November 18, 2016
To all students, faculty, and staff,
As our country and our community experience uncertainty during this time of presidential transition concerning possible changes in law and the application of existing laws, I write to affirm strongly principles that are the foundation of our institution, and to declare our commitment to all members of our community regardless of their citizenship.
Faculty and students have this week asked me to assure the safety of undocumented students at Dartmouth, and to assert our resolve to increase diversity and promote inclusiveness on our campus.
Let me stress without reservation that our learning community is enriched by the diverse backgrounds of the women and men who study, teach, and work on our campus. You broaden our understanding of our world and your presence leads to the best educational outcomes for us all. Indeed, many of you have worked hard in the last year to increase diversity at Dartmouth and to make all feel welcome through our Inclusive Excellence initiative.
This commitment is not new. Dartmouth has for years been a strong supporter of the Deferred Action for Childhood Arrivals policy (DACA), which protects from deportation some undocumented individuals. The College was one of the few universities to file a U.S. Supreme Court friend-of-the-court brief supporting DACA's expansion. Our admissions and financial aid policies do not consider domestic applicants' immigration status.
Once at the College, undocumented students are supported by a dedicated network of faculty and staff, including the office of pluralism and leadership, the undergraduate deans' office, and the office of visa and immigration services.
Undocumented students also receive encouragement and assistance from their peers, including the student group Dartmouth CoFIRED (Dartmouth Coalition for Immigration Reform, Equality, and DREAMers). We are proud of the persistence of CoFIRED students who worked for two years to win a national victory this past March when the Library of Congress agreed to change the way it catalogs holdings that refer to noncitizens, and to stop using the subject heading "illegal aliens." The decision came after more than two years of CoFIRED advocacy, with expert guidance from Dartmouth's library staff.

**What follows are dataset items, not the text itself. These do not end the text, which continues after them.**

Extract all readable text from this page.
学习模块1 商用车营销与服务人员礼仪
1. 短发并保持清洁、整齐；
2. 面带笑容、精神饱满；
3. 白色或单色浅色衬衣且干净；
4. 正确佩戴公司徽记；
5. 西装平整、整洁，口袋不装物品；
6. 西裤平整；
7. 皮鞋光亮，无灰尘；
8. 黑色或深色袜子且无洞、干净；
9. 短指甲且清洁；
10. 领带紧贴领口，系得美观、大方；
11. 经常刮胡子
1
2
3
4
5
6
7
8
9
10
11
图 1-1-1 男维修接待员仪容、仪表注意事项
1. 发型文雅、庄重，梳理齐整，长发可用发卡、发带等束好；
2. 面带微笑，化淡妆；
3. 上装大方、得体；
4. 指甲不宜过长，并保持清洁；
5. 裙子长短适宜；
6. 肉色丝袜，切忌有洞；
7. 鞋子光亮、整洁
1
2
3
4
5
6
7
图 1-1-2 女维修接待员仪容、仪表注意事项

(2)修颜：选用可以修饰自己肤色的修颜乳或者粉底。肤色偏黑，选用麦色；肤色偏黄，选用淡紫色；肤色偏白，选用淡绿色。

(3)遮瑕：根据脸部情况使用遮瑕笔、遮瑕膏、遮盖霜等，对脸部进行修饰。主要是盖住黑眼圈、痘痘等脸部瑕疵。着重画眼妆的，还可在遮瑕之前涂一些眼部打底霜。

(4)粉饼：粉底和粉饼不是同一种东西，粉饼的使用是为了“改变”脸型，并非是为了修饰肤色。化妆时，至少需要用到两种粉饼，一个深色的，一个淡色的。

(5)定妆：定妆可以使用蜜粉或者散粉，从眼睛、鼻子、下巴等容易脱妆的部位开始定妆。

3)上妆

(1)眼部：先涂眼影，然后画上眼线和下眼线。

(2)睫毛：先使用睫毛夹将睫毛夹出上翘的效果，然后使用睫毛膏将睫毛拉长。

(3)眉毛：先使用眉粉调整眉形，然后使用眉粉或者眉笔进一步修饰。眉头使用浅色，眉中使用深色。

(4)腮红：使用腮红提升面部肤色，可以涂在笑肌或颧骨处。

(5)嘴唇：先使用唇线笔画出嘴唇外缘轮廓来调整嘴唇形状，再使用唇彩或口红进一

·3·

Today, I have joined other university presidents in signing a statement in support of DACA. We are calling on colleagues and other leaders across business, civic, religious, and nonprofit sectors to join us in this urgent matter. "To our country's leaders we say that DACA should be upheld, continued, and expanded," the statement says. "This is both a moral imperative and a national necessity."
I realize that at this moment, some members of our community feel vulnerable and at risk. Let me assure you that we will work within the bounds of the law to mitigate any effects on our students caused by possible revisions to DACA and other immigration policies.
Thank you to all of the faculty and staff across campus who are supporting students during what for some is a difficult time. As we work together in the final week of the fall term, please look out for one another, listen to one another, and allow the knowledge you have gained here to infuse the kindness and goodwill that you take with you during interim programs and your time at home for the holidays.